Date of this Version
S. J. Murray, "A Portable, Low Power Radiation Detection and Identification System for High Count Rate, Long Term Monitoring," Ph.D. dissertation, Department of Electrical and Computer Engineering, University of Nebraska-Lincoln, Lincoln, Nebraska, August 2023.
This dissertation presents the design of a novel radiation detection and identification system that can operate continuously over a period of 8 days while detecting at 30,000 counts per second, consuming a total of 11 mW. The entire system is highly integrated, containing a gamma ray detector, a high voltage detector power supply, and a multichannel analyzer (MCA) system-on-a-chip (SoC), which are all combined into a compact form using a multi-level, configurable printed circuit board design. The MCA SoC, fabricated using a 65 nm CMOS technology, features two enabling resources to allow low power detections at high count rates for detectors that produce slow or fast pulses alike, supporting a variety of detector compounds such as CsI, NaI, and LaBr. The resource designed for slower detectors is based on an array of current mirrors that sample and remove an error current that would otherwise cause significant spectral corruption at higher count rates, while the other is meant for faster detectors and mitigates the error current corruption by stabilizing the signal baseline. Both on-chip circuits are configurable and allow the use of low power, event-driven downstream circuitry and signal processing techniques.

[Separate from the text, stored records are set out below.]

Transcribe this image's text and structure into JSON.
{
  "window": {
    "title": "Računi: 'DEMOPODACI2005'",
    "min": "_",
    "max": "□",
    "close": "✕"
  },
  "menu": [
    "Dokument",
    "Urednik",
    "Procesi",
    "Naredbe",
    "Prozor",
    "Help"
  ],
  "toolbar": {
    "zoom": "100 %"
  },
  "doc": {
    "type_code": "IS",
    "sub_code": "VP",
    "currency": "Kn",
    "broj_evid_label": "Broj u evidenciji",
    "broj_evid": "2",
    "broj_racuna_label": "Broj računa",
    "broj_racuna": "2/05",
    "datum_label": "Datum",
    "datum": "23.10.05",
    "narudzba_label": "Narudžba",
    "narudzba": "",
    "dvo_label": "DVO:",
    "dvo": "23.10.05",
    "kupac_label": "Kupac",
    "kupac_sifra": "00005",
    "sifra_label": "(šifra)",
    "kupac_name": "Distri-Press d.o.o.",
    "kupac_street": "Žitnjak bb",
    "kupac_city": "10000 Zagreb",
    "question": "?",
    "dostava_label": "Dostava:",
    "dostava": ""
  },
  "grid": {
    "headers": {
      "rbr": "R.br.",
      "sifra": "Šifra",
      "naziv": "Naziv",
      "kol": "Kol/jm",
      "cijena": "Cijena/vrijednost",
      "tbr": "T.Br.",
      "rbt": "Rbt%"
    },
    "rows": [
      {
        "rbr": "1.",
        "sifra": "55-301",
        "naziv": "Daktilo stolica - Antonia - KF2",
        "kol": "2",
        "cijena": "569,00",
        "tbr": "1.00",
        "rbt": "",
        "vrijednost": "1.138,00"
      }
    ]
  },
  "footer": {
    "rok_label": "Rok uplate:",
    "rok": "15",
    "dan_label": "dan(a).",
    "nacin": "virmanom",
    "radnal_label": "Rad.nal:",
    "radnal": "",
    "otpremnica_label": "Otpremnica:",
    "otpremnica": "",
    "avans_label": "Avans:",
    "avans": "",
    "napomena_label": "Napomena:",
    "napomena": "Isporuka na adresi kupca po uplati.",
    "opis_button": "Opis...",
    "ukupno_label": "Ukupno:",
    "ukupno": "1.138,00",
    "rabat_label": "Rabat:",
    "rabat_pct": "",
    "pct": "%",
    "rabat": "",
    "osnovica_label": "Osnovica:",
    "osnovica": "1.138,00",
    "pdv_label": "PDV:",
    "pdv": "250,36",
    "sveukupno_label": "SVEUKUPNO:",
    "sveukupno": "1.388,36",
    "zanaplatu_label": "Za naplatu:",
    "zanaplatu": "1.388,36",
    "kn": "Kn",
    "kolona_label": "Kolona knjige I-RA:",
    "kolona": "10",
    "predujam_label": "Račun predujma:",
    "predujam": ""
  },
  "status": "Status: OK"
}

Furthermore, the SoC contains a hardware neural network accelerator capable of using the spectral data acquired by the MCA to estimate the constituent radioisotopes within the source, executing in 694 μs and using 1.94 μJ of energy. The SoC also features a 32-bit RISC-V microcontroller that can execute custom programs and transmit the acquired spectral data in less than 10 ms using a serial readout link.